Are GlaxoSmithKline's Do-Gooder Moves Genuine or Just Good PR?

He's young, charismatic, innovative and has got heart. At least that's the impression GlaxoSmithKline (GSK) CEO Andrew Witty gives to the outside world. His most recent initiative that's drawing attention? GSK is allowing free access to its library of 13,500 potential malaria treatments. Glaxo also intends to devote the profits from its experimental malaria vaccine to battling tropical illnesses in poor countries.Witty's humanitarian crusade didn't start today.

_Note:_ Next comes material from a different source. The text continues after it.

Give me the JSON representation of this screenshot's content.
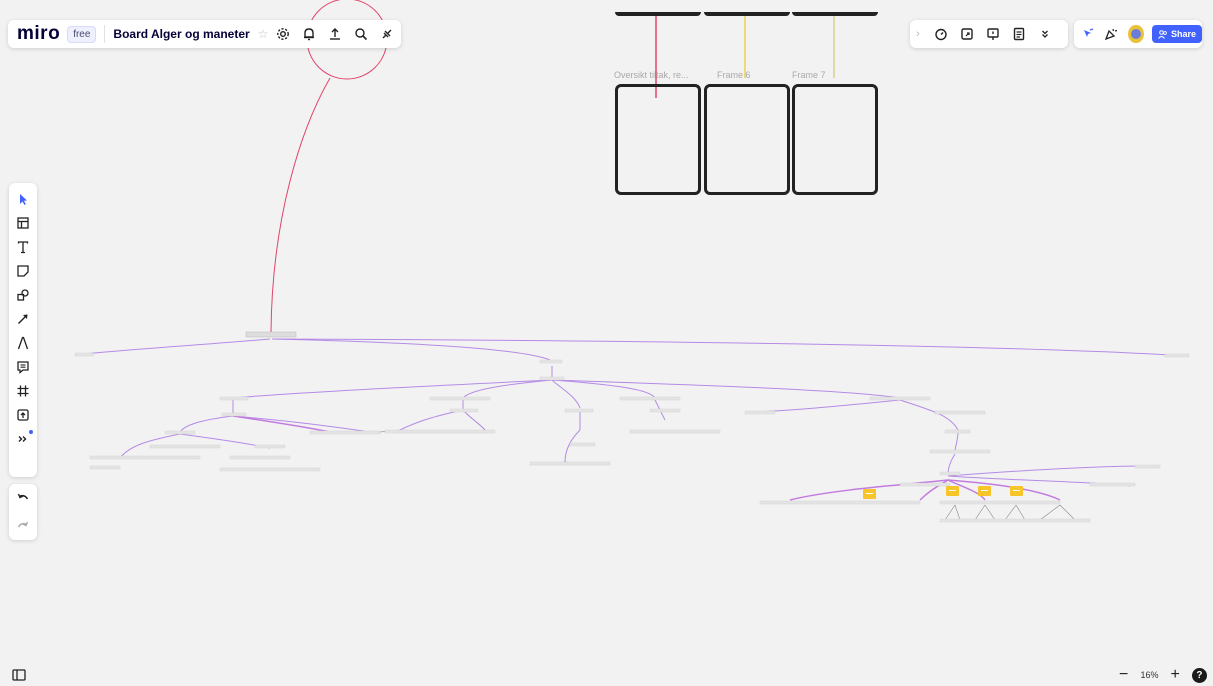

He was appointed CEO designate in October 2007 at age 43. Not long after he became CEO, he put his stamp on the company, setting out "three new strategic priorities that aim to increase growth, reduce risk and improve GSK's long-term financial performance."

Two years later, and GSK is definitely more diversified, aggressively expanding in emerging markets, entering innovative deals such as the HIV deal with Pfizer (PFE) and working on improving its pipeline. Its Stiefel acquisition is one example.

Increasingly Tough Market

But pharmaceutical companies face an increasingly tougher environment. Analysts say they have to drastically change to remain relevant, including shifting business from rich niches to global mass markets and addressing real-world health issues. In that light, Witty's humanitarian efforts take a slightly different shade.

Witty first announced early last year the initiation of a patent pool where it promised to place more than 800 patents and applications for the potential development of medicines for neglected diseases. GSK also said it will reduce the prices across least developed countries and promised to reinvest 20% of profits made from sales there. Not to worry, sales in these countries are quite low, so GSK isn't losing much.

Down the road, GSK said it will invest over $80 million in a new initiative to develop HIV/Aids medicines for children. Witty also says he's actually encouraging Indian generic companies to knock off GSK's patented drugs for sale in poor countries.

Giving Treatments Away

On Wednesday, GSK said it would give away access to some 13,500 potential malaria treatments for others to test and develop. This is after 2 million small molecules were tested in the past year to determine which has potential. The drug maker also is creating an Open Lab in Spain, where 60 scientists can use its equipment and collaborate against tropical diseases.

Meanwhile, GSK hopes to seek approval by 2012 for its experimental malaria vaccine. Glaxo will limit its profit margin on the vaccine to 5% and contribute proceeds to its tropical disease research budget. Malaria strikes about 250 million people each year and kills more than 880,000, mostly children under age five, according to the World Health Organization. More than 1 billion people -- a sixth of the world's population -- suffer from one or more neglected tropical diseases, according to the WHO.

So, are Witty's efforts genuine or really more like public relations stunts that don't cost the company much? Well, Witty also made changes at GSK relating to policy and ethics, such as voluntarily stopping all corporate political contributions worldwide. He also capped payments to doctors and published a list of fees paid to U.S. health care professionals. So, perhaps his efforts are legit.

Little To Lose?

On the other hand, GSK hasn't answered yet the call to join an HIV/Aids patent pool. Since HIV is a lucrative market, his critics claim he limits his efforts to areas where there is little to lose.

Perhaps it is his stints as managing director for Glaxo South Africa and area director for South and East Africa that makes him remember a region of the world others often tend to forget -- and perhaps it is for other reasons. Regardless, there's no doubt such measures can only be beneficial and put pressure on other Big Pharmas to follow suit.

Companies including Novartis AG (NVS), Pfizer, Sanofi-Aventis (SNY), Merck (MRK), Johnson & Johnson (JNJ), Bayer and others have all either created initiatives, donated money and pharmaceutical supplies in the past to fight tropical diseases, according to Bloomberg.